Sorry for reflections all over the pics... it was housed in glass and it's the best my HTC Hero could do in the circumstances. Not a whole lot different from the pics i found of it last month, but it's looks like it's going to be a well spec'ed camera and possibly the ideal partner to a Canon DSLR for when you need to avoid the issues like rolling shutter and the 12m shooting limitation.
Other notable stands i saw include the Hague stand. We all know Hague do some great grip stuff at very reasonable prices, but their stand was mobbed every time i walked past it. Their jibs and camera mounts were very popular. I love that they produce gear film-makers need at prices we can afford.
The F-Stop Academy stand had some nice DSLR rigs on show from Zacuto... playing with Zacuto stuff in the flesh shows why it costs so much... it really is well built.
There was a hell of a lot of LED lights on display all over the place. LightPanels were in use on lots of stands and it's easy to see why... they really work and there's no heat coming from them! I did think that some of the bigger LED lights looked awfully blue though... i guess it's just in comparison to tungsten, but it all looked a bit cold to me.

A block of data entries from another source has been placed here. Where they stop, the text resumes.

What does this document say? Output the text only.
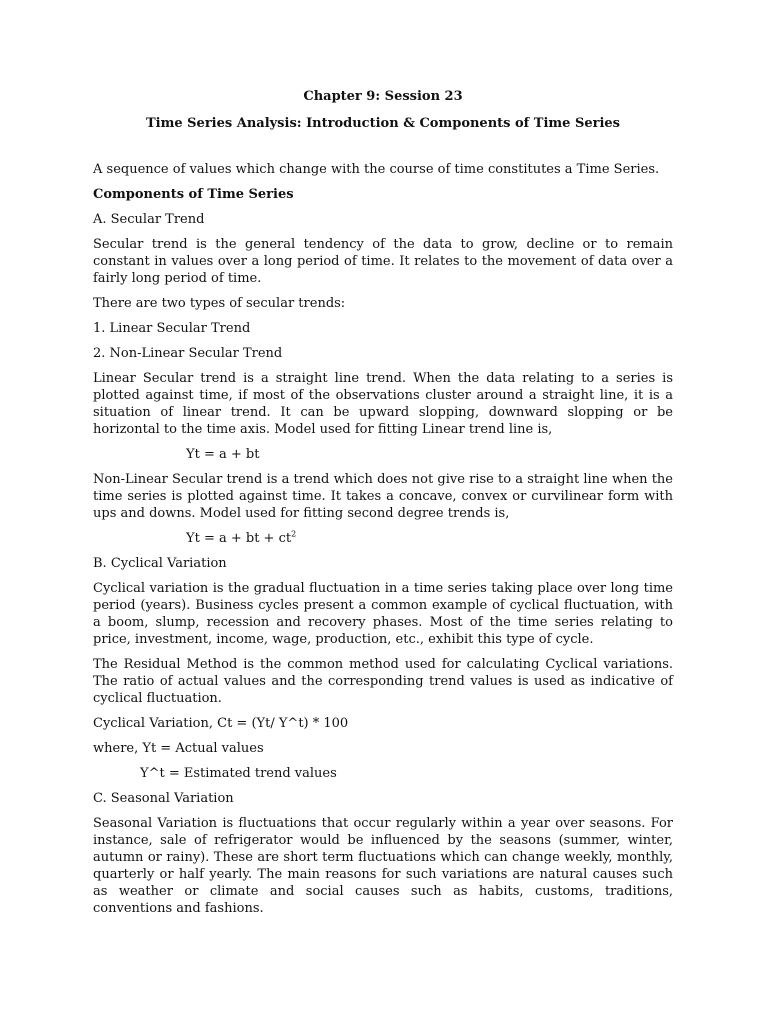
Chapter 9: Session 23
Time Series Analysis: Introduction & Components of Time Series

A sequence of values which change with the course of time constitutes a Time Series.

Components of Time Series

A. Secular Trend

Secular trend is the general tendency of the data to grow, decline or to remain constant in values over a long period of time. It relates to the movement of data over a fairly long period of time.

There are two types of secular trends:

1. Linear Secular Trend

2. Non-Linear Secular Trend

Linear Secular trend is a straight line trend. When the data relating to a series is plotted against time, if most of the observations cluster around a straight line, it is a situation of linear trend. It can be upward slopping, downward slopping or be horizontal to the time axis. Model used for fitting Linear trend line is,

Yt = a + bt

Non-Linear Secular trend is a trend which does not give rise to a straight line when the time series is plotted against time. It takes a concave, convex or curvilinear form with ups and downs. Model used for fitting second degree trends is,

Yt = a + bt + $ct^2$

B. Cyclical Variation

Cyclical variation is the gradual fluctuation in a time series taking place over long time period (years). Business cycles present a common example of cyclical fluctuation, with a boom, slump, recession and recovery phases. Most of the time series relating to price, investment, income, wage, production, etc., exhibit this type of cycle.

The Residual Method is the common method used for calculating Cyclical variations. The ratio of actual values and the corresponding trend values is used as indicative of cyclical fluctuation.

Cyclical Variation, Ct = (Yt/ Y^t) * 100

where, Yt = Actual values

Y^t = Estimated trend values

C. Seasonal Variation

Seasonal Variation is fluctuations that occur regularly within a year over seasons. For instance, sale of refrigerator would be influenced by the seasons (summer, winter, autumn or rainy). These are short term fluctuations which can change weekly, monthly, quarterly or half yearly. The main reasons for such variations are natural causes such as weather or climate and social causes such as habits, customs, traditions, conventions and fashions.
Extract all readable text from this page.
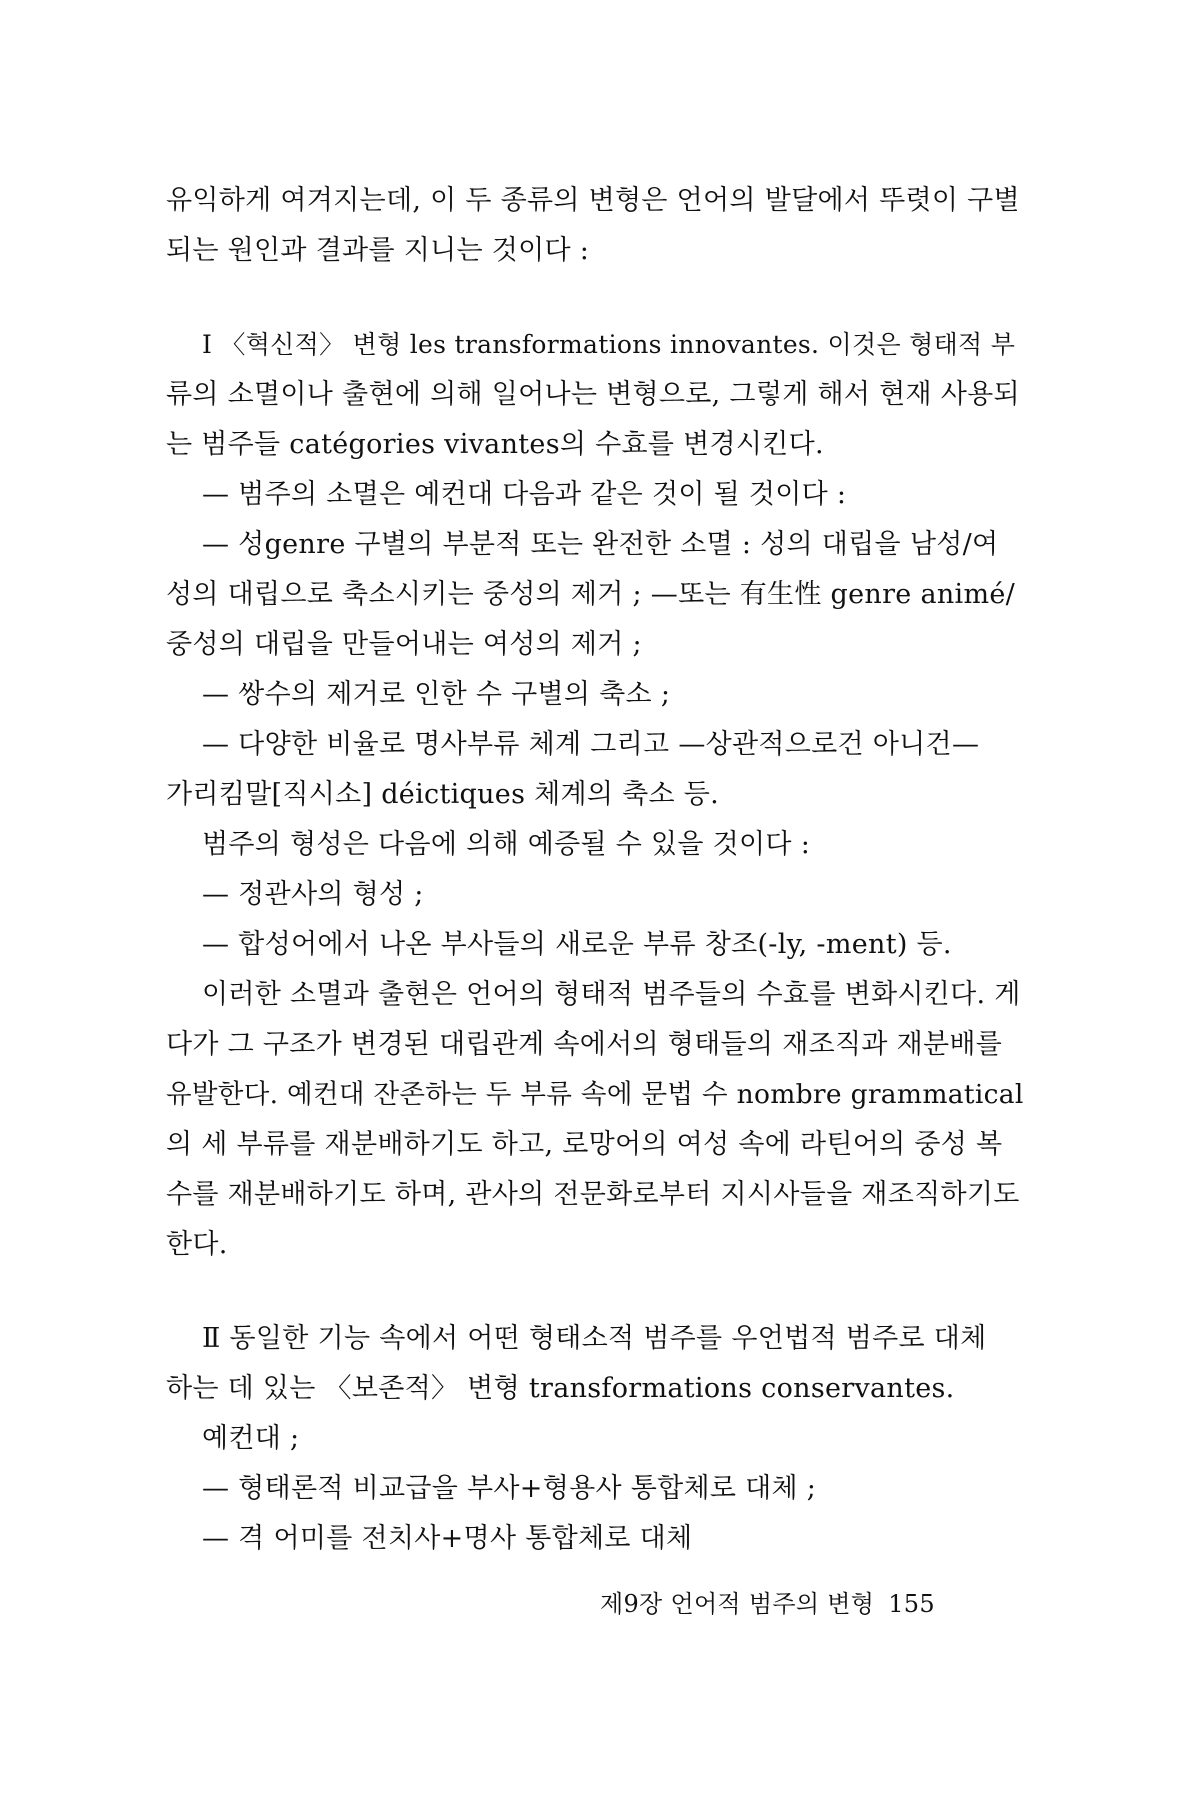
유익하게 여겨지는데, 이 두 종류의 변형은 언어의 발달에서 뚜렷이 구별
되는 원인과 결과를 지니는 것이다 :
Ⅰ 〈혁신적〉 변형 les transformations innovantes. 이것은 형태적 부
류의 소멸이나 출현에 의해 일어나는 변형으로, 그렇게 해서 현재 사용되
는 범주들 catégories vivantes의 수효를 변경시킨다.
— 범주의 소멸은 예컨대 다음과 같은 것이 될 것이다 :
— 성genre 구별의 부분적 또는 완전한 소멸 : 성의 대립을 남성/여
성의 대립으로 축소시키는 중성의 제거 ; —또는 有生性 genre animé/
중성의 대립을 만들어내는 여성의 제거 ;
— 쌍수의 제거로 인한 수 구별의 축소 ;
— 다양한 비율로 명사부류 체계 그리고 —상관적으로건 아니건—
가리킴말[직시소] déictiques 체계의 축소 등.
범주의 형성은 다음에 의해 예증될 수 있을 것이다 :
— 정관사의 형성 ;
— 합성어에서 나온 부사들의 새로운 부류 창조(-ly, -ment) 등.
이러한 소멸과 출현은 언어의 형태적 범주들의 수효를 변화시킨다. 게
다가 그 구조가 변경된 대립관계 속에서의 형태들의 재조직과 재분배를
유발한다. 예컨대 잔존하는 두 부류 속에 문법 수 nombre grammatical
의 세 부류를 재분배하기도 하고, 로망어의 여성 속에 라틴어의 중성 복
수를 재분배하기도 하며, 관사의 전문화로부터 지시사들을 재조직하기도
한다.
Ⅱ 동일한 기능 속에서 어떤 형태소적 범주를 우언법적 범주로 대체
하는 데 있는 〈보존적〉 변형 transformations conservantes.
예컨대 ;
— 형태론적 비교급을 부사+형용사 통합체로 대체 ;
— 격 어미를 전치사+명사 통합체로 대체
제9장 언어적 범주의 변형 155
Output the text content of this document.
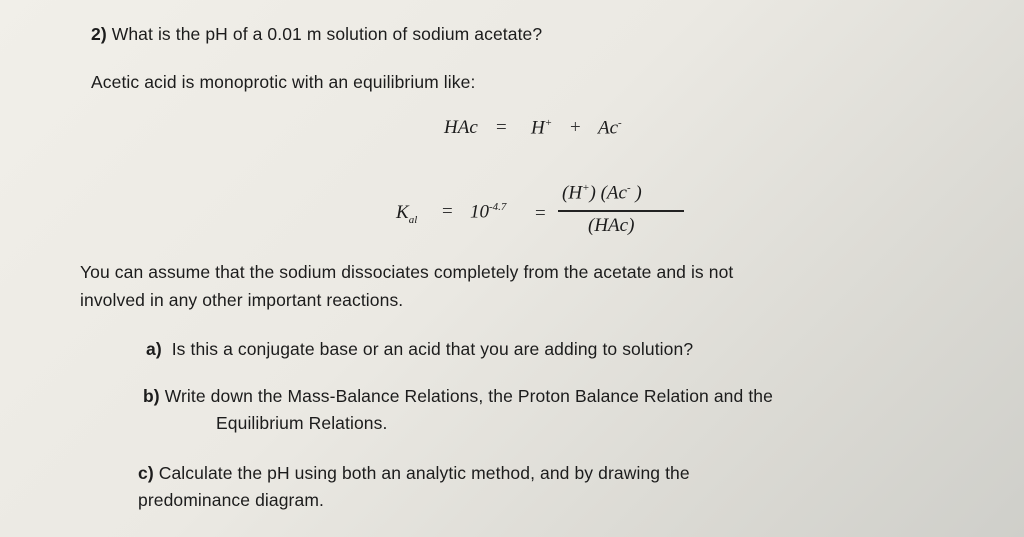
2) What is the pH of a 0.01 m solution of sodium acetate?
Acetic acid is monoprotic with an equilibrium like:
HAc = H+ + Ac-
$K_{al} = 10^{-4.7}$ =
(H+) (Ac- )
(HAc)
You can assume that the sodium dissociates completely from the acetate and is not
involved in any other important reactions.
a) Is this a conjugate base or an acid that you are adding to solution?
b) Write down the Mass-Balance Relations, the Proton Balance Relation and the
Equilibrium Relations.
c) Calculate the pH using both an analytic method, and by drawing the
predominance diagram.
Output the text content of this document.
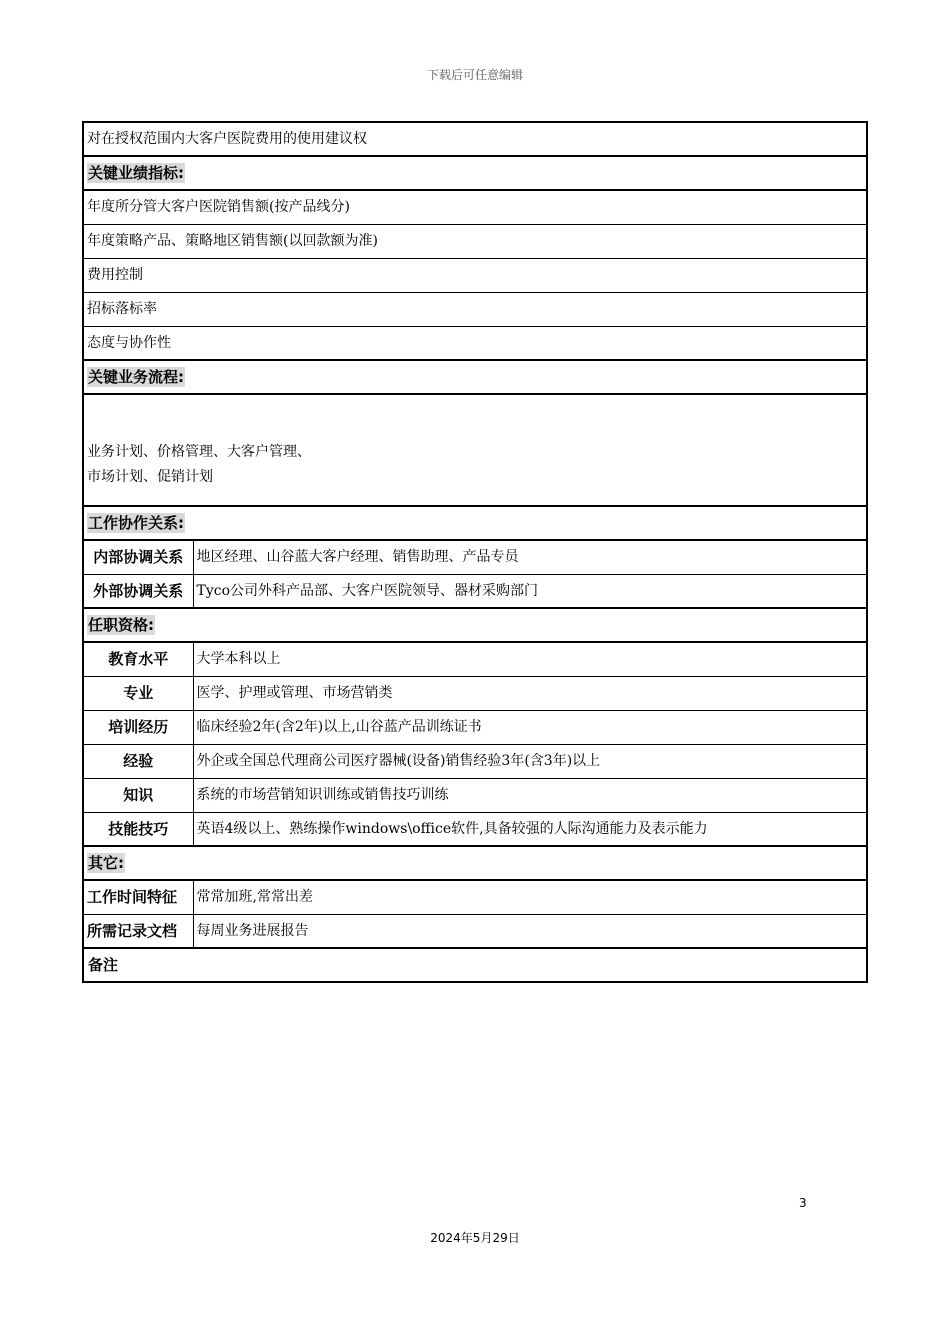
下载后可任意编辑
对在授权范围内大客户医院费用的使用建议权	
关键业绩指标:	
年度所分管大客户医院销售额(按产品线分)	
年度策略产品、策略地区销售额(以回款额为准)	
费用控制	
招标落标率	
态度与协作性	
关键业务流程:	

业务计划、价格管理、大客户管理、
市场计划、促销计划	

工作协作关系:	
内部协调关系	地区经理、山谷蓝大客户经理、销售助理、产品专员
外部协调关系	Tyco公司外科产品部、大客户医院领导、器材采购部门
任职资格:	
教育水平	大学本科以上
专业	医学、护理或管理、市场营销类
培训经历	临床经验2年(含2年)以上,山谷蓝产品训练证书
经验	外企或全国总代理商公司医疗器械(设备)销售经验3年(含3年)以上
知识	系统的市场营销知识训练或销售技巧训练
技能技巧	英语4级以上、熟练操作windows\office软件,具备较强的人际沟通能力及表示能力
其它:	
工作时间特征	常常加班,常常出差
所需记录文档	每周业务进展报告
备注	
3
2024年5月29日
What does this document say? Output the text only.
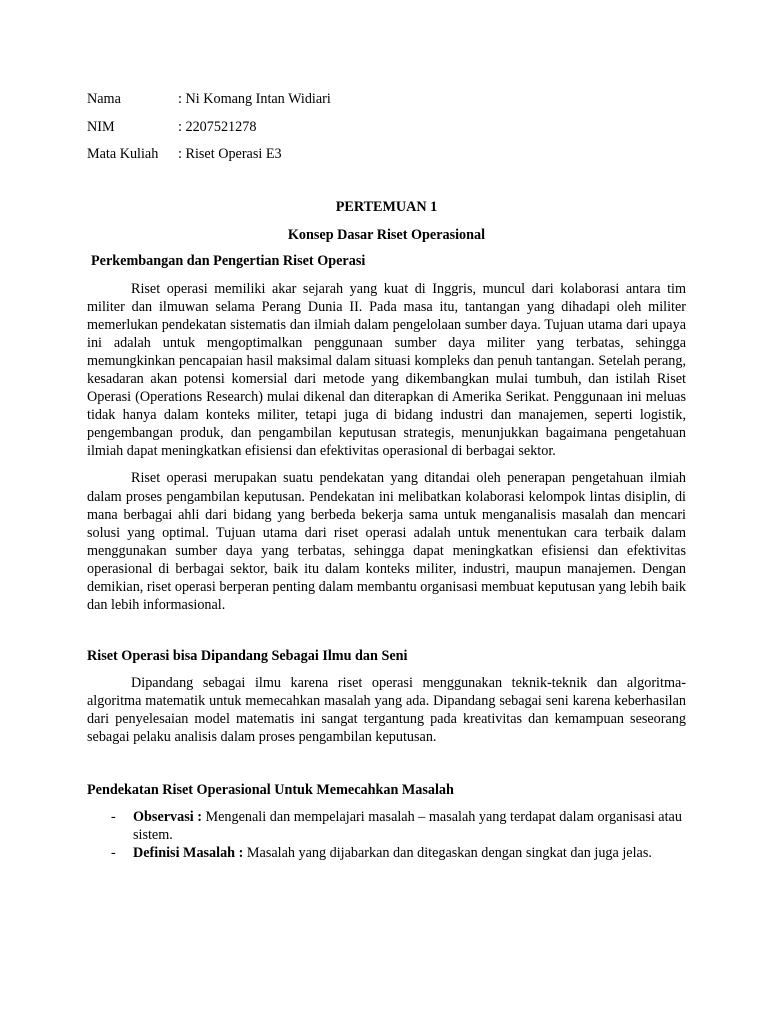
Nama	: Ni Komang Intan Widiari
NIM	: 2207521278
Mata Kuliah	: Riset Operasi E3
PERTEMUAN 1
Konsep Dasar Riset Operasional
Perkembangan dan Pengertian Riset Operasi

Riset operasi memiliki akar sejarah yang kuat di Inggris, muncul dari kolaborasi antara tim militer dan ilmuwan selama Perang Dunia II. Pada masa itu, tantangan yang dihadapi oleh militer memerlukan pendekatan sistematis dan ilmiah dalam pengelolaan sumber daya. Tujuan utama dari upaya ini adalah untuk mengoptimalkan penggunaan sumber daya militer yang terbatas, sehingga memungkinkan pencapaian hasil maksimal dalam situasi kompleks dan penuh tantangan. Setelah perang, kesadaran akan potensi komersial dari metode yang dikembangkan mulai tumbuh, dan istilah Riset Operasi (Operations Research) mulai dikenal dan diterapkan di Amerika Serikat. Penggunaan ini meluas tidak hanya dalam konteks militer, tetapi juga di bidang industri dan manajemen, seperti logistik, pengembangan produk, dan pengambilan keputusan strategis, menunjukkan bagaimana pengetahuan ilmiah dapat meningkatkan efisiensi dan efektivitas operasional di berbagai sektor.

Riset operasi merupakan suatu pendekatan yang ditandai oleh penerapan pengetahuan ilmiah dalam proses pengambilan keputusan. Pendekatan ini melibatkan kolaborasi kelompok lintas disiplin, di mana berbagai ahli dari bidang yang berbeda bekerja sama untuk menganalisis masalah dan mencari solusi yang optimal. Tujuan utama dari riset operasi adalah untuk menentukan cara terbaik dalam menggunakan sumber daya yang terbatas, sehingga dapat meningkatkan efisiensi dan efektivitas operasional di berbagai sektor, baik itu dalam konteks militer, industri, maupun manajemen. Dengan demikian, riset operasi berperan penting dalam membantu organisasi membuat keputusan yang lebih baik dan lebih informasional.

Riset Operasi bisa Dipandang Sebagai Ilmu dan Seni

Dipandang sebagai ilmu karena riset operasi menggunakan teknik-teknik dan algoritma-algoritma matematik untuk memecahkan masalah yang ada. Dipandang sebagai seni karena keberhasilan dari penyelesaian model matematis ini sangat tergantung pada kreativitas dan kemampuan seseorang sebagai pelaku analisis dalam proses pengambilan keputusan.

Pendekatan Riset Operasional Untuk Memecahkan Masalah
- Observasi : Mengenali dan mempelajari masalah – masalah yang terdapat dalam organisasi atau sistem.
- Definisi Masalah : Masalah yang dijabarkan dan ditegaskan dengan singkat dan juga jelas.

Lots of stands were using new gear (from other manufacturers) to lure the punters in. There was untold numbers of Canon DSLRs mounted in lovely rigs... but generally they were there to show off matteboxes, rails, lights, tripods or something related. There was also quite a lot of RED 1's around. What did strike me though was the amount of interest in the DSLRs compared to the bigger cams that were on display. The Arri stand with it's new digital cams and traditional 35mm cams were pretty quite whenever i walked past...
I got a chance to sit in on some seminars. First, i went to the 'Production Show's' Production Theatre for the 'DoP's guide to choosing the right camera for your film'. It was run by two DoP's...one of which was French, the other was an American. They took questions from the audience and talked about the issues of shooting on RED, DSLR and also film. It was a bit 'all over the place' but i picked up some interesting tips. Both of the DoPs in question had shot with the 5D mk2 and both loved it.
Next i went to the DSLR workshop with the F-Stop Academy's Drew Gardener and Den Lennie. This was the one Phil Bloom was supposed to do before he got the call to go back to Skywalker ranch...bless him, he even sent a video apology to the crowd. Anyway, we saw some of their DSLR work and got a good talk on how similar DSLR video work is to still photography...and although i didn't learn too much, it was a good seminar and it was very very popular...standing room only.
So, all in all an interesting first BVE. There was a definite air of there being a few too many people not happy about the arrival of DSLRs...mainly the big camera manufacturers and also some film-makers. I overheard a BBC guy telling his colleagues that DSLRs were a joke and they'd never use them at the BBC... I can't help thinking he'll eat his words sooner or later.